Neste contexto, a imagem fotográfica iria dar lugar a uma profunda reflexão que se desdobrou entre a sua natureza técnica e o seu entendimento como meio de expressão, questões que seriam de uma enorme importância para as artes plásticas. A fotografia, como refere Bazin (2008), ficou “presa” do fascínio da representação da realidade, fundando em seu torno, um discurso de imagem técnica em que a realidade se projecta de forma mecânica.

Mas como refere Philippe Dubois (1983), o problema do automatismo da imagem fotográfica não tem só a ver necessariamente com a produção de semelhança, com o efeito de mimetismo, mas com uma outra dimensão muito mais abrangente que resulta do entendimento que se sustenta na génese da imbricabilidade entre a imagem e o referente, nomeadamente na transferência do real para o suporte (película) sensível: esta é para Dubois a questão mais importante que envolve a natureza do automatismo da sua imagem.

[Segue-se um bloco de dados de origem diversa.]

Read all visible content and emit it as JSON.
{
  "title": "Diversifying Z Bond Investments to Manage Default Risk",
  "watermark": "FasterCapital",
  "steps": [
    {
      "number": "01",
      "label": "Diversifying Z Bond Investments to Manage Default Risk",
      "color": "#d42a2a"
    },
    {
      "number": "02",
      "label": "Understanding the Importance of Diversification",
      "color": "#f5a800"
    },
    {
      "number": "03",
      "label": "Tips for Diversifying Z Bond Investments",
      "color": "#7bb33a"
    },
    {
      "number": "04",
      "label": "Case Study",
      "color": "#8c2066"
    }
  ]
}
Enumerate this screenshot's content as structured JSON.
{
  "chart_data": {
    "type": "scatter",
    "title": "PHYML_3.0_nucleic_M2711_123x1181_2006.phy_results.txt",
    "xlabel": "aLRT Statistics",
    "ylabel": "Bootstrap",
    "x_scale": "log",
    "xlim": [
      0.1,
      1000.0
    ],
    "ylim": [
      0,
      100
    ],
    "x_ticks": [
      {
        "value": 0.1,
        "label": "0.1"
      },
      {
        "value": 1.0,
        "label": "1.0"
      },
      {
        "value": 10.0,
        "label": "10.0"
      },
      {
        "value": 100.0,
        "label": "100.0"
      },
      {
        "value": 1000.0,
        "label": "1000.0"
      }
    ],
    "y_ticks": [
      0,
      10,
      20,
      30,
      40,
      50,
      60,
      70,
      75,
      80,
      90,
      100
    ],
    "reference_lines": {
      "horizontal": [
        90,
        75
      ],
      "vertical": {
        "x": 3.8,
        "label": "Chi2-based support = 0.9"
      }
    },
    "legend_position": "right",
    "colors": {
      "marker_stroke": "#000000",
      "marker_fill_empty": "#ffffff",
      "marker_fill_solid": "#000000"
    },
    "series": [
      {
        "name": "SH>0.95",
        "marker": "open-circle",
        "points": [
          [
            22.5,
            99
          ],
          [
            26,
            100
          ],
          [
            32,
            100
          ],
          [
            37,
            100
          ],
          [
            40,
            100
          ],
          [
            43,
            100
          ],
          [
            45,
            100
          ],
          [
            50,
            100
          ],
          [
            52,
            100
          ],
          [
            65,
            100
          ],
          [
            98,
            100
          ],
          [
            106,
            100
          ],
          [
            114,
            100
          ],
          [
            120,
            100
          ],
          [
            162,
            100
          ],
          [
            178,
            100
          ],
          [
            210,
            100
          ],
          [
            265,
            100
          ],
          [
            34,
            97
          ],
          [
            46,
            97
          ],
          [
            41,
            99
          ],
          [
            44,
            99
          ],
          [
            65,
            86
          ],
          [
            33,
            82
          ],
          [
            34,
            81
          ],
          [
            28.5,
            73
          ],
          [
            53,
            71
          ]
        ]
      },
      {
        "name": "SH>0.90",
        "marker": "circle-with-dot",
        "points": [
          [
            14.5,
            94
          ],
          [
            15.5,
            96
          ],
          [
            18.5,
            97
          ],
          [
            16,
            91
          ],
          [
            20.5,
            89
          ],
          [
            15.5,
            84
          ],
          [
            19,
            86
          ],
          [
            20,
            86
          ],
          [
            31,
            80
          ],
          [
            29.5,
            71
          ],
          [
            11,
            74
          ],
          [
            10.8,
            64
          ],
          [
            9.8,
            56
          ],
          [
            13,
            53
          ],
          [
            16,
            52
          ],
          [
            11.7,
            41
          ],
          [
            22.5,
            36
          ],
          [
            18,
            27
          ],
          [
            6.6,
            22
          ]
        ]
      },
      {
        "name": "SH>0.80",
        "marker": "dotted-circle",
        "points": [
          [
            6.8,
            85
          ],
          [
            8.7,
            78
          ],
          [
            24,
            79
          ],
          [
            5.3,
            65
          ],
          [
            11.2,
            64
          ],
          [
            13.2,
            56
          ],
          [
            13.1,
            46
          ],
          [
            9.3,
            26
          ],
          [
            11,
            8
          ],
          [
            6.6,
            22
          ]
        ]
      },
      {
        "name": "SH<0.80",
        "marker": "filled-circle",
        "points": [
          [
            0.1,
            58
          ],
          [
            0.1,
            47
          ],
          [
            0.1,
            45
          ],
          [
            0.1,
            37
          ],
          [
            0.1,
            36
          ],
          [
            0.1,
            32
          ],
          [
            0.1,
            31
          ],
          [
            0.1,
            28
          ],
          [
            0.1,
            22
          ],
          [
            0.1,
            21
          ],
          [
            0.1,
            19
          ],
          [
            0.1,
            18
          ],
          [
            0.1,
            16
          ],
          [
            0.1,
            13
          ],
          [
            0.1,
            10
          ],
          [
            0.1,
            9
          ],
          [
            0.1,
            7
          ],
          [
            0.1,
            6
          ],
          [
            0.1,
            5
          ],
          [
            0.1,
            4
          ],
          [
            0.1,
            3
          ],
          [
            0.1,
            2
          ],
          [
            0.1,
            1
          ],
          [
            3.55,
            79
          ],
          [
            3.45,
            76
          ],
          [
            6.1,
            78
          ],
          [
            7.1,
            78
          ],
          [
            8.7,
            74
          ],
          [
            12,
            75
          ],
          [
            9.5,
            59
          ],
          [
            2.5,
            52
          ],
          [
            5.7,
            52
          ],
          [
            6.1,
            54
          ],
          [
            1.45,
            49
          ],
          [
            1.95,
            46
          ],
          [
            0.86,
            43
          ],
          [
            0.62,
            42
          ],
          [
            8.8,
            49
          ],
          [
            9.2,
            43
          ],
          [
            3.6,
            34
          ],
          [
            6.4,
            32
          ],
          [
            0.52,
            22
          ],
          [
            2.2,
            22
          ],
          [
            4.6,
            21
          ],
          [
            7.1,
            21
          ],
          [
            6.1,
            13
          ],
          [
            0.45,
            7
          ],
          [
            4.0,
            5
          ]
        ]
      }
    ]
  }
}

O interesse pela fixação de uma imagem automática encontrou na fotografia um campo de identidade e de exploração, que se iria transmitir, em termos de influência, a todo o campo expressivo das artes visuais, desde a pintura, passando pelo design até ao cinema. Será justamente o cinema que irá tirar partido das novas premissas que a fotografia trouxe para o mundo da expressão, nomeadamente incidindo na natureza da objectividade fotográfica decorrente da sua natureza automática, pois não se irá contentar só em conservar o “objecto” como se ele estivesse “em suspensão”; o cinema vai procurar olhar para essa imagem em termos de duração e de mudança, de procura de movimento.